Contre toute attente, la Tesla Model 3 s’en est plutôt bien sortie dans l’ensemble. L’équipe de TFLEV a volontairement placé leur véhicule de récupération — un Toyota Land Cruiser — derrière eux pour éviter que la Model 3 ne suive simplement un autre véhicule en guise de repère. Malgré cela, le FSD a correctement interprété la largeur de la route et maintenu le véhicule du bon côté en permanence, même lorsque des véhicules arrivaient en sens inverse dans des virages à visibilité nulle.
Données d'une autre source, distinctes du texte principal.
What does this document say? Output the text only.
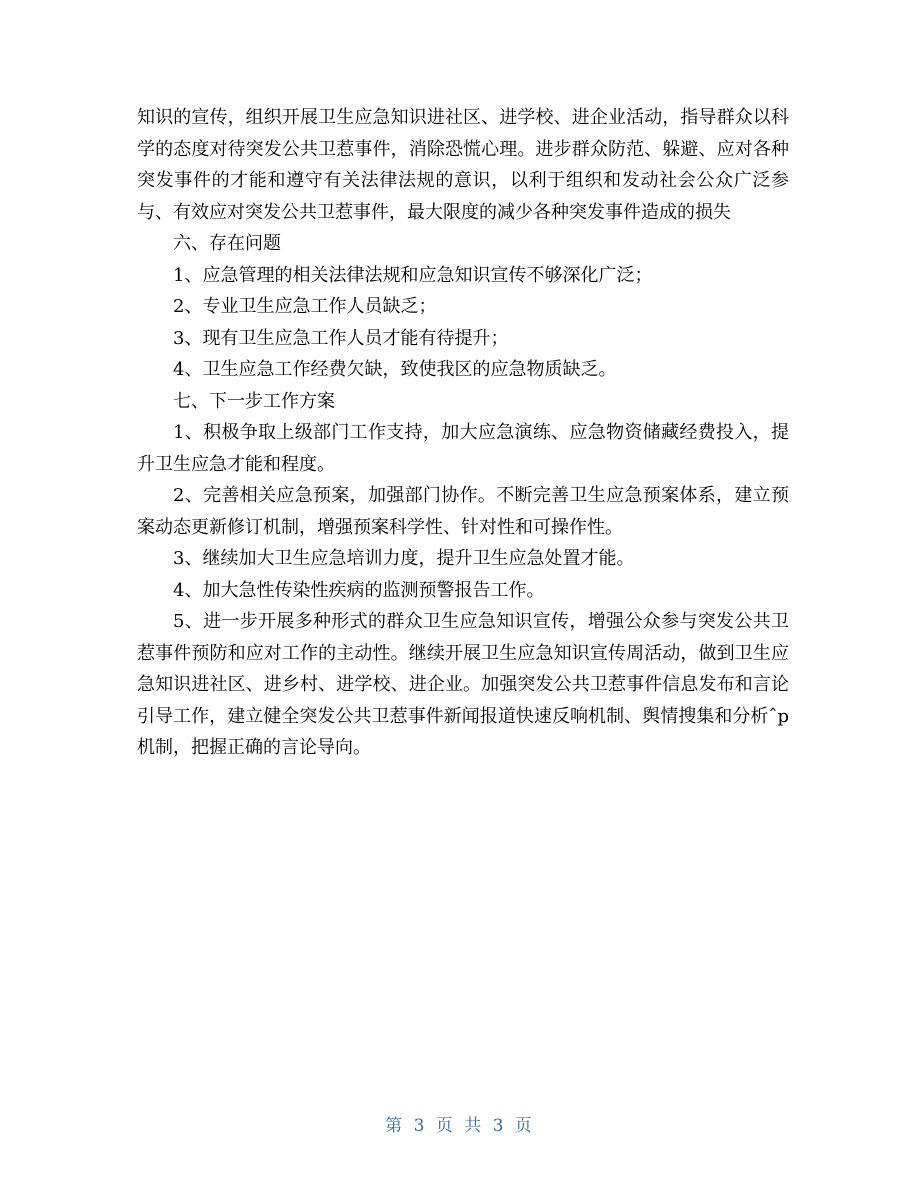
知识的宣传，组织开展卫生应急知识进社区、进学校、进企业活动，指导群众以科学的态度对待突发公共卫惹事件，消除恐慌心理。进步群众防范、躲避、应对各种突发事件的才能和遵守有关法律法规的意识，以利于组织和发动社会公众广泛参与、有效应对突发公共卫惹事件，最大限度的减少各种突发事件造成的损失

六、存在问题

1、应急管理的相关法律法规和应急知识宣传不够深化广泛；

2、专业卫生应急工作人员缺乏；

3、现有卫生应急工作人员才能有待提升；

4、卫生应急工作经费欠缺，致使我区的应急物质缺乏。

七、下一步工作方案

1、积极争取上级部门工作支持，加大应急演练、应急物资储藏经费投入，提升卫生应急才能和程度。

2、完善相关应急预案，加强部门协作。不断完善卫生应急预案体系，建立预案动态更新修订机制，增强预案科学性、针对性和可操作性。

3、继续加大卫生应急培训力度，提升卫生应急处置才能。

4、加大急性传染性疾病的监测预警报告工作。

5、进一步开展多种形式的群众卫生应急知识宣传，增强公众参与突发公共卫惹事件预防和应对工作的主动性。继续开展卫生应急知识宣传周活动，做到卫生应急知识进社区、进乡村、进学校、进企业。加强突发公共卫惹事件信息发布和言论引导工作，建立健全突发公共卫惹事件新闻报道快速反响机制、舆情搜集和分析ˆp机制，把握正确的言论导向。

第 3 页 共 3 页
Voici les points sur lesquels le système a démontré une réelle efficacité :

  • Maintien cohérent de la trajectoire sur toute la longueur de la piste, sans marquage au sol
  • Gestion correcte des croisements avec des véhicules venant en face, même dans des virages serrés
  • Utilisation intelligente des éléments visuels disponibles : bords de route, talus, glissières et lisière des arbres
  • Distance de sécurité respectée derrière les cyclistes rencontrés sur le chemin

Ces résultats sont notables, non pas parce que le FSD se comporte comme un conducteur expert, mais parce qu’il n’a commis aucune erreur grossière sur un terrain qui aurait pu le mettre en défaut dès les premiers mètres.

Les limites qui subsistent et qui méritent votre attention

La séquence avec les cyclistes illustre bien les lacunes actuelles du système. La Model 3 a maintenu une distance de sécurité derrière eux, ce qui est techniquement correct, mais elle n’a jamais initié de dépassement. Sur une piste aussi sinueuse avec des virages aveugles, on peut supposer que le système cherchait une fenêtre sûre pour doubler et n’en a jamais trouvé. Ce comportement est défendable, mais il crée une situation inconfortable pour les cyclistes qui se retrouvent avec une voiture dans leurs roues sans comprendre pourquoi elle ne les dépasse pas.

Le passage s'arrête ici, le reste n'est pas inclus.